We can obviously highlight some limitations in our study. First of all, the necessity of using generic questionnaire, non-HIV specific, aimed at identifying comparable items for each disease due to the willingness of including clinical conditions other that HIV in our study population, could have led to an overestimation of health-related QoL in PLWH [38, 39]. Moreover, despite the strenuous attempt of homogeneity in our study population demographic characters, PLWH were found to be globally younger, thus probably affecting positively the perception of health-status comparing to other clinical conditions. We are aware that HIV infection has its own peculiarities as a chronic pathology that make it difficult to compare with the others, but the criteria for inclusion in the study have been selected with the objective of balancing the potential differences inherent in the individual pathologies.

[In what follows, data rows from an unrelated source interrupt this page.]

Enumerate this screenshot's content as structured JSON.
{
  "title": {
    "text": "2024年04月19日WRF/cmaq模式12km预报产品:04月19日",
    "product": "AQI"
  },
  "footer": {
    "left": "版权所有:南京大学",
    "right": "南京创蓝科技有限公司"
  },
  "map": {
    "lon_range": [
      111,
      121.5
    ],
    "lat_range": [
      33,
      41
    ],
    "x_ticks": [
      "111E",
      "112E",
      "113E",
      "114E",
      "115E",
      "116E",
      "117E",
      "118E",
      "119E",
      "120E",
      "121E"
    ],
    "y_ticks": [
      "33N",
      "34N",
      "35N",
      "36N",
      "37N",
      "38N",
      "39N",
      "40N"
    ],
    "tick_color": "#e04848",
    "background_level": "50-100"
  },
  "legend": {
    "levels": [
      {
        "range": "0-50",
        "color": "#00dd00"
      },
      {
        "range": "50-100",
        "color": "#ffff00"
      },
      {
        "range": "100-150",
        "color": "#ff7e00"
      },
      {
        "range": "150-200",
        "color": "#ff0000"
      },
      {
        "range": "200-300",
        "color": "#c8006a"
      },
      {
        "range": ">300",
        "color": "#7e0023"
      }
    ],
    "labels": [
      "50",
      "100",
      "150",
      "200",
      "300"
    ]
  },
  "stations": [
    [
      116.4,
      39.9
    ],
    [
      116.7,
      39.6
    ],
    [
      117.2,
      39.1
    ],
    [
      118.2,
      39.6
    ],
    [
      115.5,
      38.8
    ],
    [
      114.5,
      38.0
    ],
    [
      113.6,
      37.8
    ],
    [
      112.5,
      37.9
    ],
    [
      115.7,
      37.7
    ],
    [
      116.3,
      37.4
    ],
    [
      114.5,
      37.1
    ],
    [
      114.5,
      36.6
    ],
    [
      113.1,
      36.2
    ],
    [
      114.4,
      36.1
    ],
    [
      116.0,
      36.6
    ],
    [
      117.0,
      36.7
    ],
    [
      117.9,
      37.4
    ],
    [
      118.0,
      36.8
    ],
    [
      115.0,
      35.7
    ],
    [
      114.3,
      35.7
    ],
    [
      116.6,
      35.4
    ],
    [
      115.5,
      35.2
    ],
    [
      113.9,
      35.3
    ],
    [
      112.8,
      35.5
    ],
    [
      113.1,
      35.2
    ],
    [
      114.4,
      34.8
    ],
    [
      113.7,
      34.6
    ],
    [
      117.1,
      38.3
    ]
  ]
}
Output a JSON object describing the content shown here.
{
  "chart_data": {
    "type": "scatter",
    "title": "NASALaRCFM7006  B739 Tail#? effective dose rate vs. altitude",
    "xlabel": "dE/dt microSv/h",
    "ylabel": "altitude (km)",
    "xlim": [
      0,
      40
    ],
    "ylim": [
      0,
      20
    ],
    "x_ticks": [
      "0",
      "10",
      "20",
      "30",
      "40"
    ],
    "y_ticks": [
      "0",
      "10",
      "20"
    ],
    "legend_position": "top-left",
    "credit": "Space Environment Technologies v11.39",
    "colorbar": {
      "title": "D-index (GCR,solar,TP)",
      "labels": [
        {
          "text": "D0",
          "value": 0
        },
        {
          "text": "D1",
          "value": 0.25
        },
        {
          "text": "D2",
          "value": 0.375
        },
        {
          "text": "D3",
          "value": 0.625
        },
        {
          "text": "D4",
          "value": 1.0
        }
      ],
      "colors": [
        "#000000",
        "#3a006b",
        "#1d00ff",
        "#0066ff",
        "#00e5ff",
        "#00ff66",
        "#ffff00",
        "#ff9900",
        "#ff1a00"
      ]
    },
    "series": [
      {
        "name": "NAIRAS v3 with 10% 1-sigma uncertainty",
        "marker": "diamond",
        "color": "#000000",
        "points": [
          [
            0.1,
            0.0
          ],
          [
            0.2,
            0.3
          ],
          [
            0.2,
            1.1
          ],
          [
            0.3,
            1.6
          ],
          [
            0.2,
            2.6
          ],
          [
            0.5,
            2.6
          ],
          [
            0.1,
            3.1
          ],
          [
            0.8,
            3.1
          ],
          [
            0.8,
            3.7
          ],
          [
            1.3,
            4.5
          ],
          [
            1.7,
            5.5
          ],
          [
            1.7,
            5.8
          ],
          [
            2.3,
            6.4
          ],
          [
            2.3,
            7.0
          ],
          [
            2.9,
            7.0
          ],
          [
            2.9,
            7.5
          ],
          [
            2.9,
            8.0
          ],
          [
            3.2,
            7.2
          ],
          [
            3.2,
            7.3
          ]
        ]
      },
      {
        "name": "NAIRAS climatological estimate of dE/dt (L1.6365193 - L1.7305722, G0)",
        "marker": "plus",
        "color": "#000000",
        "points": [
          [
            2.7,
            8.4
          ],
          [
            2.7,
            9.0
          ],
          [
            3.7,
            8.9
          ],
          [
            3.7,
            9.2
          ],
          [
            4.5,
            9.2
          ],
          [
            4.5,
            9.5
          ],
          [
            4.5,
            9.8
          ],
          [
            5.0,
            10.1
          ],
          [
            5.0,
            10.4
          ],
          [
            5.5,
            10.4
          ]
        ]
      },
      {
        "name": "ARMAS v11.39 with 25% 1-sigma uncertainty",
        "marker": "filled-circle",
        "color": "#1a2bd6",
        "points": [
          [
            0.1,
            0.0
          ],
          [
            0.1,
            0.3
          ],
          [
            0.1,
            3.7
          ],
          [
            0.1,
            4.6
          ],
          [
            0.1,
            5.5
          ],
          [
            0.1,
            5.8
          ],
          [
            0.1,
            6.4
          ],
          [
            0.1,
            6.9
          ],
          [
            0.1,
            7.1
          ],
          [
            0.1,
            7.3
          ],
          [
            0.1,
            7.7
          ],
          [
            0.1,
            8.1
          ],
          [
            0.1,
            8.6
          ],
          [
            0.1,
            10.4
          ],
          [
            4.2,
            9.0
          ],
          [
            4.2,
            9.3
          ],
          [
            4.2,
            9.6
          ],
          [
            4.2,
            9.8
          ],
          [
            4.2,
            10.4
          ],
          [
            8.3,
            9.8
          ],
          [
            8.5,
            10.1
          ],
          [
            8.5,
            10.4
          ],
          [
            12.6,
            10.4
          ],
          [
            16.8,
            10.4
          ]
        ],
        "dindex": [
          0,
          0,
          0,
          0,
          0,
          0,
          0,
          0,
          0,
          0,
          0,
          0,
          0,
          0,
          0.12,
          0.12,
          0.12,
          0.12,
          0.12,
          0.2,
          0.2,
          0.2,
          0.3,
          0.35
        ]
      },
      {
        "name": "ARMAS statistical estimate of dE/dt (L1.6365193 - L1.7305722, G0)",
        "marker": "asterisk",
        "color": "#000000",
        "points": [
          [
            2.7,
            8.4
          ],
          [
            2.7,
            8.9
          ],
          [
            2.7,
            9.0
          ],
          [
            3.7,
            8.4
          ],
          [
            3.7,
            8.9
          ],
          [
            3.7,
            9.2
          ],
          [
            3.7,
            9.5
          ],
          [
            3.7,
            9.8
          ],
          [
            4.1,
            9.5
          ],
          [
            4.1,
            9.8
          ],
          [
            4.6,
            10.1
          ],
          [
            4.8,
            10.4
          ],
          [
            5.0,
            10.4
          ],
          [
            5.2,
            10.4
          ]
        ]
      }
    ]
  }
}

Notwithstanding our University Hospital is a reference one for many acute and chronic pathologies in central-southern Italy, in particular for those considered in the present manuscript, it is not possible to exclude a priori a selection bias whereby more severe patients may be followed at the center. For these reasons it cannot be excluded the possibility that in other care systems, where some chronic diseases have a different severity, the results may be different.

Conclusion

In conclusion, in a cohort of patients with chronic conditions followed within the same health setting and in the same period of time, PLWH showed better self-reported health outcomes compared to other chronic conditions with sufficiently comparable characteristics of chronicity. Although the results of this study cannot be generalized and exported to other clinical settings, they do suggest that the implementation of PROs measurement in the routine management of PLWH patients, could improve the clinical assistance of PLWH, empowering patient’s self-consciousness of their clinical status, well-being and self-efficacy [40] and could be a good tool to identify the right allocation of resources in chronic diseases.